One of the biggest fears is the uncertainty associated with a chronic illness such as MS or seizure disorder or other chronic illness. The condition may be sporadic (such as in a seizure event, in my own case), lasting only a short while. Or, it could be permanent, gradually worsening over time, such as in most of us dealing with MS.

Chronic illness can force us to face and deal with many potentially stressful lifestyle changes, such as giving up favorite activities, limiting social engagements, adapting to new physical limitations and special needs, and paying for what can be expensive medications and treatment services – or even choosing not to pay for these services due to resulting  financial changes. Even simple day-to-day living may be difficult. It can hit you like a sledge hammer, or creep up slowly over time. Over time, the stresses and anxious or even negative feelings can suck you dry of the emotional energy necessary to move forward. Lack of progress in your recovery or worsening symptoms can trigger negative thoughts that heighten feelings of anxiety and sadness and even anger, often leading to depression.

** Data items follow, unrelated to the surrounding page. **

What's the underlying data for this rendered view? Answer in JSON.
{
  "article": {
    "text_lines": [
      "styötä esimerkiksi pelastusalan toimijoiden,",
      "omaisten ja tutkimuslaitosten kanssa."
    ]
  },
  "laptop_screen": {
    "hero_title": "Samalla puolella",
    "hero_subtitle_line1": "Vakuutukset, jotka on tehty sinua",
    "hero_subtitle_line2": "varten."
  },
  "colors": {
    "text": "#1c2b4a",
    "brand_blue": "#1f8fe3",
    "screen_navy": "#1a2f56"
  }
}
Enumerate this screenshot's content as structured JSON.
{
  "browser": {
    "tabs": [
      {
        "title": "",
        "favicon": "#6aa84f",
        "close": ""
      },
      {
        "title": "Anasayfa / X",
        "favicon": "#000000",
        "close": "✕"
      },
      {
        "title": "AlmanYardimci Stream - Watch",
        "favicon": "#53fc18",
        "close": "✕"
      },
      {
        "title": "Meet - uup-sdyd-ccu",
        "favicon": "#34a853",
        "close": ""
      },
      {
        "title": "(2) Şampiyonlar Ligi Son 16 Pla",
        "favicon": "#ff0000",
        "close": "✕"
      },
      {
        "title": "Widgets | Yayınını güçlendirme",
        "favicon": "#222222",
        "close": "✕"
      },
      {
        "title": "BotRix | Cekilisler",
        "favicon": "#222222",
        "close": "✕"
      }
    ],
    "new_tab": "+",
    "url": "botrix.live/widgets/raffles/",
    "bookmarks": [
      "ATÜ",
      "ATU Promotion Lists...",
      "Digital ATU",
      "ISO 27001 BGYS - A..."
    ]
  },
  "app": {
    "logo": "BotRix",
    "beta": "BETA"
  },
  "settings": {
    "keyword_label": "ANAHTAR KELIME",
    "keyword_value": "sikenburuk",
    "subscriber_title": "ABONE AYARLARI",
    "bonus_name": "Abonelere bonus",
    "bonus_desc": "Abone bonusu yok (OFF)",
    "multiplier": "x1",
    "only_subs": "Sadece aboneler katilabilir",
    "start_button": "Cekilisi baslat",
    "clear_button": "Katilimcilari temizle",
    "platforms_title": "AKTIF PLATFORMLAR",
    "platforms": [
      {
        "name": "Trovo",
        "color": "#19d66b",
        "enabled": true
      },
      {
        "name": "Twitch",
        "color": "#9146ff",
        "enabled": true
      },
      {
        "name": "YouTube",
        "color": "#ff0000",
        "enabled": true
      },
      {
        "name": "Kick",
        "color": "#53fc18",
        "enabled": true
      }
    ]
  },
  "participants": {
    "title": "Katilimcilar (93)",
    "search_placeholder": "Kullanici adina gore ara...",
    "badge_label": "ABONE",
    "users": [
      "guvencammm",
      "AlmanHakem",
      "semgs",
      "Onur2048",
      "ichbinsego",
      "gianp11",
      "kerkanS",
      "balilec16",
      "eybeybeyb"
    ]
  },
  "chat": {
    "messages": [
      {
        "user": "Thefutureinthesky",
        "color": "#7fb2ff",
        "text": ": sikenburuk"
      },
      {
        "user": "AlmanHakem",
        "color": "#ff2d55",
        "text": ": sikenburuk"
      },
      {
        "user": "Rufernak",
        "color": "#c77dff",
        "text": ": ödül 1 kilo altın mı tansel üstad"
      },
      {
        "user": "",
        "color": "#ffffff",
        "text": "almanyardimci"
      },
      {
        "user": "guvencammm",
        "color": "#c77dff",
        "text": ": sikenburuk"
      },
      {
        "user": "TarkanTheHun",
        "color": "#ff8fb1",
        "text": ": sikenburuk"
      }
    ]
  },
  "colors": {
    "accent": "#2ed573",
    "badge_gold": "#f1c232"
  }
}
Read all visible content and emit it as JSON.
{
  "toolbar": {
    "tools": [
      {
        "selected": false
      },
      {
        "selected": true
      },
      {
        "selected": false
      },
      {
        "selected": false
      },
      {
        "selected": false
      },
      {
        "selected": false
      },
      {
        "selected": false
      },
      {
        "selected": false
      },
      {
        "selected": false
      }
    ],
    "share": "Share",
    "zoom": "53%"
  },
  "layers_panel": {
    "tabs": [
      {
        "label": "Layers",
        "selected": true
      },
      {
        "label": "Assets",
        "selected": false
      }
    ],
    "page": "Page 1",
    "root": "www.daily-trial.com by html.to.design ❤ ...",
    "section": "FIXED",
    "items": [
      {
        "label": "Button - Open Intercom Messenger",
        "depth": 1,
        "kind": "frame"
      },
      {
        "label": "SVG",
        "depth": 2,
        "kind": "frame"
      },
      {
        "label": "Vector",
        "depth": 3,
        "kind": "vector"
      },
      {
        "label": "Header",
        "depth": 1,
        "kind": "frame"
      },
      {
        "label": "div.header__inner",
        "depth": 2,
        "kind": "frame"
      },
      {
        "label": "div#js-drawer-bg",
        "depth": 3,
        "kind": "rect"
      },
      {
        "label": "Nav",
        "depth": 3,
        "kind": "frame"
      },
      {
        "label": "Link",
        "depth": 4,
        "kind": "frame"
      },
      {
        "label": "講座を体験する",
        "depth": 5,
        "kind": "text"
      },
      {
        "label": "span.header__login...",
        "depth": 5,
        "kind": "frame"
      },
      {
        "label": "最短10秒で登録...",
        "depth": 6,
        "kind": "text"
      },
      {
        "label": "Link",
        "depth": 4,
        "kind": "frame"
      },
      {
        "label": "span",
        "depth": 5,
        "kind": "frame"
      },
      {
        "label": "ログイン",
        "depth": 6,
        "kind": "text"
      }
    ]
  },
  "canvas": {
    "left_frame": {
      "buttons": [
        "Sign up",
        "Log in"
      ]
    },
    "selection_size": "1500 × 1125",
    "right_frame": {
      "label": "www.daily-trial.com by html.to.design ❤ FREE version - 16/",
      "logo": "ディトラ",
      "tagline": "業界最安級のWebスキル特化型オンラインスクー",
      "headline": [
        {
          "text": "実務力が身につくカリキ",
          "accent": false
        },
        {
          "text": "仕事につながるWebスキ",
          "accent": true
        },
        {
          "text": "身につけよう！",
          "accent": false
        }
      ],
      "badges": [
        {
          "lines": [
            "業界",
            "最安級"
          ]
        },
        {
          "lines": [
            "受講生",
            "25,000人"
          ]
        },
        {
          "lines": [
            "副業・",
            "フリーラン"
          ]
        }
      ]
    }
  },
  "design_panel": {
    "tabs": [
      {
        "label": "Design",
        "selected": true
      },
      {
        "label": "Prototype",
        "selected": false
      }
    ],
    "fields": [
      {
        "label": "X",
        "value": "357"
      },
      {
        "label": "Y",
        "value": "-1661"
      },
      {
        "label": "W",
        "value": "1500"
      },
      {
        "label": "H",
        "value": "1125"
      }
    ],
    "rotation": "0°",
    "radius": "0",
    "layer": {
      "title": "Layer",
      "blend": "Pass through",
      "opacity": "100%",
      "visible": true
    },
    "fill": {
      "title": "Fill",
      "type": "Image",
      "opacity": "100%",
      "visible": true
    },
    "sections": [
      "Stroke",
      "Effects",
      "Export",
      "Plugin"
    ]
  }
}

For me, the biggest sledge hammer was the loss of my driver’s license as a result of uncontrolled seizures. It was a huge lifestyle change – not only for me, but for my family, and even my ex husband! It necessitated a move, and a new working lifestyle and accommodation. It forced me to look at my lifestyle from a completely different perspective, and figure out how to accept all the change and move forward.

So how do we deal with it all? Well, for sure I can say that coping is highly individual. Adapting to your condition or feeling good about the future may seem impossible at first, but it can be done. (Seriously! And the good part? It gets easier over time as you develop your “happiness muscles”!) I wish I could say that there was a special techique, or a good recipe that always works. My own experience as shown me that even as an individual, one has to learn to roll with the changing changes…and that the look of that “coping” changes depending on the situation at hand. Does that mean it’s a hopeless cause trying to cope with lifestyle changes due to chronic illness? Nope – it just means there may be more interesting challenges than previously anticipated!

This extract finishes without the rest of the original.